Everything the body does--your brain thinking, your heart beating, your cells growing--requires energy. Consequently, it comes as no surprise that disruptions in energy production can contribute to a wide range of diseases. To address this common denominator, a team of scientists at the Gladstone Institutes and UC San Francisco (UCSF) led by Ken Nakamura, MD, PhD, turned to the molecular power-plants that produce a cell's energy, called mitochondria.
Mitochondria transform the energy (sugar, fat) in your diet into molecules called ATP (adensosine triphosphate). Cells then use energy-carrying ATP molecules to fuel their functions.
In a new study, published in PLOS Biology, the researchers used innovative technologies to generate the first large-scale list of genes that control the production of cellular energy stored in ATP molecules. Their findings provide a better understanding of the pathways that are critical for making cellular energy, and could lead to the identification of new drug targets.
When cells cannot maintain adequate levels of ATP, energy failure can cause or contribute to diseases, including mitochondrial disorders, heart disease, stroke, and neurodegenerative diseases. The organs that need energy the most--the brain, the heart, and the muscles--are particularly vulnerable to energy failure, which may develop gradually over decades, for example, in neurodegenerative disorders such as Alzheimer's disease and Parkinson's disease.
"Despite the importance of ATP for our cells to function, we understand very little about how the levels of this molecule are regulated and which genes are involved in that process," said Nakamura, investigator at Gladstone and senior author of the new study. "So, very few therapies exist to address common energy problems in cells."
Until now, scientists lacked the research tools needed to characterize energy-regulating genes. In the new study, Nakamura and his team combined two innovative techniques for the first time to identify genes that could influence the level of ATP within a single cell.

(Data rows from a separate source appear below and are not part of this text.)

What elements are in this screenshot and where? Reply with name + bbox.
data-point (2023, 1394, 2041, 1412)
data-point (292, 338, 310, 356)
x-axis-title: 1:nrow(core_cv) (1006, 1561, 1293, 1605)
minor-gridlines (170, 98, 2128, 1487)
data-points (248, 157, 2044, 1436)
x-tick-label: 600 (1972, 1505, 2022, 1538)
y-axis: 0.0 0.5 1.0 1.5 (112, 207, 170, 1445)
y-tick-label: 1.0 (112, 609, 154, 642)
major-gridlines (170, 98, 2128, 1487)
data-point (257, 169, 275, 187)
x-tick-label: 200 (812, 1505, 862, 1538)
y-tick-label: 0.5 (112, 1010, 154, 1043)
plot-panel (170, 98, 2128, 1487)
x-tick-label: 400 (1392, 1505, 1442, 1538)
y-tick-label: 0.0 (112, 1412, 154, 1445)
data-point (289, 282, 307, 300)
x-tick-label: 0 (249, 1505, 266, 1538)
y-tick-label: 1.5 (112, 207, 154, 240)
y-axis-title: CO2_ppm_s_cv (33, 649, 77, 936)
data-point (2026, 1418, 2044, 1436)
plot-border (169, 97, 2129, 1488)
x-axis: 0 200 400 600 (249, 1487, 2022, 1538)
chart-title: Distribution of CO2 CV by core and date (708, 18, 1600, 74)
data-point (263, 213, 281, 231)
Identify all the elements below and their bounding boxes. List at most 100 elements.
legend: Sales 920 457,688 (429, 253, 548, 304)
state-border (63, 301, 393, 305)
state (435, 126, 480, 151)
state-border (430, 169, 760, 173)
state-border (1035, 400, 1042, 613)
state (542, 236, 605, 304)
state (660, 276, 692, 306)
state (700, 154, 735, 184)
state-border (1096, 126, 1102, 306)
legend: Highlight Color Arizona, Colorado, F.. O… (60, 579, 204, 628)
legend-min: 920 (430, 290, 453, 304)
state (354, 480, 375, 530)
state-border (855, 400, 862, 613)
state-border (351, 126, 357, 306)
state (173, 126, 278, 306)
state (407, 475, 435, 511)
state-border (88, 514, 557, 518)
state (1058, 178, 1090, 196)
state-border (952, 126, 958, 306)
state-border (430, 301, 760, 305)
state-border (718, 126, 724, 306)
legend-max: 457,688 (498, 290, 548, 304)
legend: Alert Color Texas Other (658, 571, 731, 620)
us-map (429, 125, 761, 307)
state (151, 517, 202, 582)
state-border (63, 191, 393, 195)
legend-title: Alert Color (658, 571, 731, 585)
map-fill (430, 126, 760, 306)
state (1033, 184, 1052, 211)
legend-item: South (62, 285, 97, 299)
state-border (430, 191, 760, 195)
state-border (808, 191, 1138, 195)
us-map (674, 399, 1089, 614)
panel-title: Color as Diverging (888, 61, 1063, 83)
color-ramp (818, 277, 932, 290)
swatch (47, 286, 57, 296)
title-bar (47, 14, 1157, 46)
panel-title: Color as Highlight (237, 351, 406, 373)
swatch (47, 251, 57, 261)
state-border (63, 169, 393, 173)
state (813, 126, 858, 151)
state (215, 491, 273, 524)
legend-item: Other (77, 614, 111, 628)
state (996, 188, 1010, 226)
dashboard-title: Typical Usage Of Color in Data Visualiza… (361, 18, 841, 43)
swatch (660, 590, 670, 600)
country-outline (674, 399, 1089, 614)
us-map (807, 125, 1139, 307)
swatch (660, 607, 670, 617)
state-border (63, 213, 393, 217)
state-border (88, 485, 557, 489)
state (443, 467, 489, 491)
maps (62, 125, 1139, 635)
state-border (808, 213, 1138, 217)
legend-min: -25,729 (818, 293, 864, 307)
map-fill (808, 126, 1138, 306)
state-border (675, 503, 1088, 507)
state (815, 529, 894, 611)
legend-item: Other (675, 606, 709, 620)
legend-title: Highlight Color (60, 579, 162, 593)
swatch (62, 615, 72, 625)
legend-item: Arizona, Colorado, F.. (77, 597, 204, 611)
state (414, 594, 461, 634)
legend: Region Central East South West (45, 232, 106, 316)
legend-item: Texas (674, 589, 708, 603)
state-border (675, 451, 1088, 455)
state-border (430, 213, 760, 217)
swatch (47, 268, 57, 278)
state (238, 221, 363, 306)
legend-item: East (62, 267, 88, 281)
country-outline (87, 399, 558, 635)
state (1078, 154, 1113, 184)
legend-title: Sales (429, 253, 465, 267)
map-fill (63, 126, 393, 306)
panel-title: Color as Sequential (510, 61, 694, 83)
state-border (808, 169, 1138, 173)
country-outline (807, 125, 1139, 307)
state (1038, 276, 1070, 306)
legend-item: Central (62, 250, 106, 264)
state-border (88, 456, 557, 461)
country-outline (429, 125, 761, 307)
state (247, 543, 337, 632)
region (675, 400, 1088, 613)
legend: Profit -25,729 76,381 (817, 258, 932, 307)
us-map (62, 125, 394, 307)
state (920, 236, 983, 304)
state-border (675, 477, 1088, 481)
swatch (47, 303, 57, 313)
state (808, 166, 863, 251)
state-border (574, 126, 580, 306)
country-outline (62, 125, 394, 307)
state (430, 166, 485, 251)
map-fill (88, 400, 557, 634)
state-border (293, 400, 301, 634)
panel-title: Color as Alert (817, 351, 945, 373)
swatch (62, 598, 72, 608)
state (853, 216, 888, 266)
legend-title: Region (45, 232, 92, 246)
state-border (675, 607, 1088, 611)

First, the researchers used a CRISPR genome targeting technique to turn off genes, suppressing one gene at a time in each cell. Next, they sorted the cells with a screening tool that detects ATP levels. In this way, they discovered which genes can increase or decrease ATP levels in the cell.
After testing more than 2,200 genes, they narrowed down the list to 156 genes that affected ATP levels most potently.
"We found that some genes are especially critical for cells to maintain healthy ATP levels," said the study's first author Bryce A. Mendelsohn, MD, PhD, an assistant professor of pediatrics at UCSF who specializes in gene mutations that cause metabolic diseases. "Such critical nodes had been suspected but never proven on a broad scale. We also identified some genes that were never before thought to be important for making energy. Our findings may also pave the way toward new approaches in personalized or precision medicine."
Coenzyme Q10 (CoQ10) is naturally present in cells and helps mitochondria produce energy. It is also one of the few drugs available to treat patients with mitochondrial diseases. However, this therapy is effective in only a small subset of patients, so the researchers sought to identify which mutations were most responsive to the drug.
Nakamura and colleagues demonstrated which ATP-regulating genes are affected by CoQ10 and believe their approach may allow them to figure out which patients might be most responsive to this or other energy-related therapies.
Modulating ATP levels is also a promising therapeutic avenue to treat cancer, because certain cancer cells have too much energy, which allows them to grow in an uncontrolled manner. In the study, the scientists showed that turning off a particular energy-modulating gene could stop the growth of tumor cells.
"The screening approach we developed has considerable potential for clinical translation," said Nakamura, who is also an associate professor of neurology at UCSF. "It will help us elucidate the roles of abnormal energy metabolism in diverse diseases and may ultimately help us design new strategies to treat these challenging conditions."